Leadership in controversy

(I wrote this when the particular leadership controversy in question, the details of which are mostly mentioned in passing rather than described, was current. Bigger leadership controversies in FOSS have come to the fore since, but these questions remain.)

The title for this file is intentionally ambiguous, meant to evoke both the act of leading during a time of controversy as well as the act of leading into a situation of controversy.

There are a several points at which one could latch onto this discussion. To name just a few:

Whether or not the documentation should have been written to include in the first place the statement in question or not.

Once the statement was in the documentation, what reactions people had to it, and to what extent those reactions were immediately affecting based on personal experience and context, or anticipatory reactions on behalf of people with those experiences and contexts.

Once those interrogations of the text are given, whether or not to remove the statement in question from the documentation.

Once action to remove the statement in question has been taken, if and if so, how it is appropriate to revert the removal.

To the first question, if we ask what I would have done, I probably would not have included the 'joke' in the first place. That said, I tend much more to be a reader than a writer, which tendency I continue to work on overcoming (cf, this file). More to the point, I probably wouldn't have founded, much less pushed forward, something of the scope of the GNU project to begin with.

So, this brings the first point that seems relevant to me: People who create truly new things are, almost by definition and at least in some important ways, unconventional. This doesn't make flouting convention inherently creative, nor require all (small-c) creation to be accompanied by iconoclasm in every word and deed of the (small-c) creator. But, there is a connection.
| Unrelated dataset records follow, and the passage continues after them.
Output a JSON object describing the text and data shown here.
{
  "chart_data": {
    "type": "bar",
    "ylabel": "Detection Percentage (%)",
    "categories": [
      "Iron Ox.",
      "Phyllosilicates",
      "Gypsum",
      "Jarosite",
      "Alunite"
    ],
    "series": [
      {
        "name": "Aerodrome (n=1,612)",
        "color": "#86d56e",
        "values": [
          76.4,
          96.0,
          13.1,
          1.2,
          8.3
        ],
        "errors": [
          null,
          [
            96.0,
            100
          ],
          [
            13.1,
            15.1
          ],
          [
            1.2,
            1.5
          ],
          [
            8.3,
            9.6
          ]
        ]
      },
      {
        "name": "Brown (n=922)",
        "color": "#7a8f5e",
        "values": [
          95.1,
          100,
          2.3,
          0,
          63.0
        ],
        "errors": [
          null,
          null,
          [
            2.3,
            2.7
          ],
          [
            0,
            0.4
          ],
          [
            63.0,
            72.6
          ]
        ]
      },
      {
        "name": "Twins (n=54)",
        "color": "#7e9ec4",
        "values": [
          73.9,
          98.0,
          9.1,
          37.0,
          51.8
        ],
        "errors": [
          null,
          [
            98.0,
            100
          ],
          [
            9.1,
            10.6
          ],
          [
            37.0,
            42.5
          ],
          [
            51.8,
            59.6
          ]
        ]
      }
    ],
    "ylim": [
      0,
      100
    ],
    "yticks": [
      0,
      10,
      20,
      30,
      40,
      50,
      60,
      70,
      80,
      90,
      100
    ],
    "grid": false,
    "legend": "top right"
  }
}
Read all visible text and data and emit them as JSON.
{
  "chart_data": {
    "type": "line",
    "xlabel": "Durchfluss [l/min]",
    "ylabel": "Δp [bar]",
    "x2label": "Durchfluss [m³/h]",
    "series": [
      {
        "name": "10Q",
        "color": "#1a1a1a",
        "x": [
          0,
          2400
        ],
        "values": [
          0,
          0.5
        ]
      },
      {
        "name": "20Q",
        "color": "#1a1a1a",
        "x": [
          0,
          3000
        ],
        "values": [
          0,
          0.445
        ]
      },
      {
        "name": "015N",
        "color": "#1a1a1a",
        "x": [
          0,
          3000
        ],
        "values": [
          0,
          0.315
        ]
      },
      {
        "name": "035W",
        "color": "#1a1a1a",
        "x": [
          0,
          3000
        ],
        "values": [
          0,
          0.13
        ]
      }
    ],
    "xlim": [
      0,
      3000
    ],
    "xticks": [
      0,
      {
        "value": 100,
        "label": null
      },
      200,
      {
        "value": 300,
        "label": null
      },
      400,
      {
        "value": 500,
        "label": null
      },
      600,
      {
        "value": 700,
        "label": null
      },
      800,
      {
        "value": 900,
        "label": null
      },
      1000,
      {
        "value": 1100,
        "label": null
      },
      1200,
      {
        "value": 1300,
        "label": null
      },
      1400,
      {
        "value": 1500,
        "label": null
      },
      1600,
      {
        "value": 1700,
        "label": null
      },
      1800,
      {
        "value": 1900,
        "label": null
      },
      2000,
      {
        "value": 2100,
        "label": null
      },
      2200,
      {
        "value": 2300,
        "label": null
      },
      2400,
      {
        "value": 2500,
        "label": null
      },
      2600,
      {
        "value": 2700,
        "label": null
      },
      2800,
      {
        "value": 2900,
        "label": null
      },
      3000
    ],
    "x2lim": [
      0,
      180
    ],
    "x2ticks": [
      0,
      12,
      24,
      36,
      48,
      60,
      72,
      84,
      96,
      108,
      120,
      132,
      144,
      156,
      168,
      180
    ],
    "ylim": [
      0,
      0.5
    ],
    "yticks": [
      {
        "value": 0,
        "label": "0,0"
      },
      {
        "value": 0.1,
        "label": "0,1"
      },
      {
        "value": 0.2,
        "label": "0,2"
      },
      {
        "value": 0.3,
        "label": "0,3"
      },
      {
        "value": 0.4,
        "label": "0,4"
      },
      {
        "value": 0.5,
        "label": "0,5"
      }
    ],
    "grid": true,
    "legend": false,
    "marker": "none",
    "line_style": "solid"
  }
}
Perhaps in some cases it comes from having, or cultivating, a certain naive view, a detachment, a lack of commitment to established norms:

This isn't to excuse 'bad behavior' so much as to wonder from whence it comes. Is there an irreducible link? Does the spotlight on these people bring our attention to foibles that might be prevalent, but unexplored, in others? Or, is there more of a drive to action in these people, which drive takes some paths we find laudable and some paths we find deplorable? Are these people more prone to sins of commission as compared to those of us whose sins of omission allow us to remain relatively anonymous in our passive virtue? Is this what even a small amount of power (even if just that that comes from fame or notoriety), or a lot of power even in a small community, tends to do to those without extraordinary abilities to resist?